Grundlage der Bundestagsresolution soll die Antisemitismus-Definition der IHRA (International Holocaust Remembrance Alliance) werden, die höchst umstritten ist, weil sie unter starkem israelischem Einfluss entstanden ist und deshalb auch vor allem Israels Interessen schützt. In der Definition heißt es: „Antisemitismus ist eine bestimmte Wahrnehmung von Juden, die sich als Hass gegenüber Juden ausdrücken kann.“ Juristen fragen deshalb: Soll eine „Wahrnehmung“ sanktioniert werden? Dazu kommt, dass zionistische Interessenvertreter zehn Punkte in diese Definition hineingeschmuggelt haben, die in der ursprünglichen Fassung nicht vorkamen. Es handelt sich also nicht um eine wissenschaftliche, sondern eine einseitig politische-ideologische Definition.
Einer der führenden deutschen Antisemitismus-Experten, Peter Ullrich, legte in einem Gutachten die Mängel und Schwächen der IHRA-Definition (mit den Beispielen) bloß und zeigte die Gefahren auf. Ullrich kritisiert, dass die Definition inkonsistent, widersprüchlich und ausgesprochen vage formuliert sei. Die Kerndefinition des Antisemitismus sei zudem reduktionistisch, denn sie hebe einige antisemitische Phänomene und Analysen hervor, spare aber andere, wesentliche sehr weitgehend aus.

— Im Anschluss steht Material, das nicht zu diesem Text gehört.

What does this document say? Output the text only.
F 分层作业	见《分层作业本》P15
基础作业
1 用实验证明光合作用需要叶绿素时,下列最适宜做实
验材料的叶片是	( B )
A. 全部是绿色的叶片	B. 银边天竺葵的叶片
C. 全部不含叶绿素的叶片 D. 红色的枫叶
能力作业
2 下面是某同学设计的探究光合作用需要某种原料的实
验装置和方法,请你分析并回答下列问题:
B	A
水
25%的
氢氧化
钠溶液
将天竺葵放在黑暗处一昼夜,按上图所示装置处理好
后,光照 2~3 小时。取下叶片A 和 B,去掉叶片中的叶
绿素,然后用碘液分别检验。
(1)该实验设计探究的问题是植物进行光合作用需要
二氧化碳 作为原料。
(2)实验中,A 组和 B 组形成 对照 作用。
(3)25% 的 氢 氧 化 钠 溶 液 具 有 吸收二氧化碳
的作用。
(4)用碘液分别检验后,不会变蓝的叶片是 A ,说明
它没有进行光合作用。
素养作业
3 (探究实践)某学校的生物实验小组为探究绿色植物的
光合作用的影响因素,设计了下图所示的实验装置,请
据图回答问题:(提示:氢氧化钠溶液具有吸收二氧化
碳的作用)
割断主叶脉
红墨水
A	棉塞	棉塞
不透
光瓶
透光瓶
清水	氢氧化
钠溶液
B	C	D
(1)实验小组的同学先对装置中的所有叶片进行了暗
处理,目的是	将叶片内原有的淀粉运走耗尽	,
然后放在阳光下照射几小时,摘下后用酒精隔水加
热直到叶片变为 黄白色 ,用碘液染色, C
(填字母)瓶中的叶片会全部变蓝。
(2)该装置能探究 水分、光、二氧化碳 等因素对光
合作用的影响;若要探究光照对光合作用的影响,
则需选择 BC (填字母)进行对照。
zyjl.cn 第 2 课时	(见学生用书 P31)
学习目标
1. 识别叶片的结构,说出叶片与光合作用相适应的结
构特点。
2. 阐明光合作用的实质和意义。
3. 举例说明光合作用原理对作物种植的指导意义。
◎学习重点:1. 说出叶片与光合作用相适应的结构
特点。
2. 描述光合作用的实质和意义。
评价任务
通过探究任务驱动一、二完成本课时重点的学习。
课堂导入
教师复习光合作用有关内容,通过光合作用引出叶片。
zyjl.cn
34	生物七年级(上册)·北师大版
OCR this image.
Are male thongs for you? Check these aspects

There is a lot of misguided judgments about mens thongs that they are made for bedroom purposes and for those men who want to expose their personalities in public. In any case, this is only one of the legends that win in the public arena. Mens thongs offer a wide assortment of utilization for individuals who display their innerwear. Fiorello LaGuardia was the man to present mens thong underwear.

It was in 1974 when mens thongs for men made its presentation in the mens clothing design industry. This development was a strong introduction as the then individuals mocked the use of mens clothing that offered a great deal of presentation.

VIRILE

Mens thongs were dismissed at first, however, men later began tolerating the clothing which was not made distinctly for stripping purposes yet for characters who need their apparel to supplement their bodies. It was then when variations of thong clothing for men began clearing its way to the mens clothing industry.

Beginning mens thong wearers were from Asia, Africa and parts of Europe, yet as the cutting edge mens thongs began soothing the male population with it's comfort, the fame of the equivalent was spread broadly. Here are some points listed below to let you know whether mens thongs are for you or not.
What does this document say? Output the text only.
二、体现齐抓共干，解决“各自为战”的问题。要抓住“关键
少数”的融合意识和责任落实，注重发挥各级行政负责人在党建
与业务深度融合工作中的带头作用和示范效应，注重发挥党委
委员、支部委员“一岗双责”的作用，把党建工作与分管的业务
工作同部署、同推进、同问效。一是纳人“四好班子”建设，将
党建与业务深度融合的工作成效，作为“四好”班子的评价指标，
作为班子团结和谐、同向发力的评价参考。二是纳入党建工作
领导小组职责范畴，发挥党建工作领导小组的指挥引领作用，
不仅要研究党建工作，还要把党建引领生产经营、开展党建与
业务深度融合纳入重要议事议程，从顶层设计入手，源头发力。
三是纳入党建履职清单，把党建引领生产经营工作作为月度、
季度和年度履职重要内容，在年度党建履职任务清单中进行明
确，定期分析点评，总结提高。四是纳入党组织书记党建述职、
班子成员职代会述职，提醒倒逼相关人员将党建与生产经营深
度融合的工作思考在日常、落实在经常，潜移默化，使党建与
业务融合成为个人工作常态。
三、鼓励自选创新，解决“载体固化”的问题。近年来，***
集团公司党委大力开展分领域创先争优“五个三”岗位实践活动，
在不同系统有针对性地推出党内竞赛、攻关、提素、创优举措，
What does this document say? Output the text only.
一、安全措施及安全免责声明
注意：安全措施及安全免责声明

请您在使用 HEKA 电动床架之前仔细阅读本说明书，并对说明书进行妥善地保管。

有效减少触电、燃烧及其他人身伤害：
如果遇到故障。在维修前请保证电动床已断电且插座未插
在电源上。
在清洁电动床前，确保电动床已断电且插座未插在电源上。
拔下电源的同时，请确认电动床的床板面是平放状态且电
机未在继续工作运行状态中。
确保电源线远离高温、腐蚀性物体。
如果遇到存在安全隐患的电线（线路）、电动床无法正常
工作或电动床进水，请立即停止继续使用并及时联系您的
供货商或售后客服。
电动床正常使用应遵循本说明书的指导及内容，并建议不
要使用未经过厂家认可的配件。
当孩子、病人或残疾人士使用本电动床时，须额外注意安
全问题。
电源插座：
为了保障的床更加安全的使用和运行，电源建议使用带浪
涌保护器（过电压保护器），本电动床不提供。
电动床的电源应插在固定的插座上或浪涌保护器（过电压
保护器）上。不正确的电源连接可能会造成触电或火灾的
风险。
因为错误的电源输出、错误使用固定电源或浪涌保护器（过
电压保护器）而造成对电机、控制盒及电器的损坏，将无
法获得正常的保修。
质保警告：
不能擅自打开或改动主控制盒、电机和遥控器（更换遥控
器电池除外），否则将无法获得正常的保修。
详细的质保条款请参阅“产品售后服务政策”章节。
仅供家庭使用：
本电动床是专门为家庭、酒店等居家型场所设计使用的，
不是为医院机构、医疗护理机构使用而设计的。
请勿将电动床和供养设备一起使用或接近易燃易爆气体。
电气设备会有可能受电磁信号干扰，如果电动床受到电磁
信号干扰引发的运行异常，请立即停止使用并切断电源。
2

Ullrich fasst die Risiken und Gefahren der Definition so zusammen: „Die Schwächen der Definition sind das Einfallstor für ihre politische Instrumentalisierung, etwa um gegnerische Positionen im Nahostkonflikt durch den Vorwurf des Antisemitismus zu diskreditieren. Dies hat relevante grundrechtliche Implikationen. Die zunehmende Implementierung der Definition als quasi rechtliche Grundlage von Verwaltungshandeln suggeriert Orientierung. Stattdesessen ist sie faktisch ein zur Willkür geradezu einladendes Instrument. Dieses kann genutzt werden, um Grundrechte, insbesondere die Meinungsfreiheit, in Bezug auf missliebige israelbezogene Positionen zu beschneiden.“
Kritik an der israelischen Politik zu verhindern und zu sanktionieren, ist also ganz eindeutig auch die Absicht der Bundestagsresolution, denn der Schutz Israels ist Staatsräson. Juristen warnen deshalb vor der Verabschiedung dieser Resolution, denn sie würde die Freiheit von Wissenschaft und Kunst einschränken und mit Sicherheit auch der politischen Debattenkultur schweren Schaden zufügen, weil man mit der Resolution eine gewichtige Handhabe gegen das freie Wort haben würde. Wissenschaft und Kunst kann man nur nach ihren eigenen Kriterien beurteilen, sie dürfen nicht nach ideologischen Gesichtspunkten von der staatlichen Obrigkeit kontrolliert und eingeschränkt werden. Das wäre ein Rückfall in unselige feudale Zeiten.
Die Chance, dass die Vernunft siegt und die Bundestagsresolution nicht zustande kommt, ist wohl gering. Die Staatsräson gegenüber Israel hat allemal den Vorrang. Letztlich wird wohl das Verfassungsgericht in Karlsruhe die Freiheit von Wissenschaft, Kunst und freier politischer Rede retten müssen.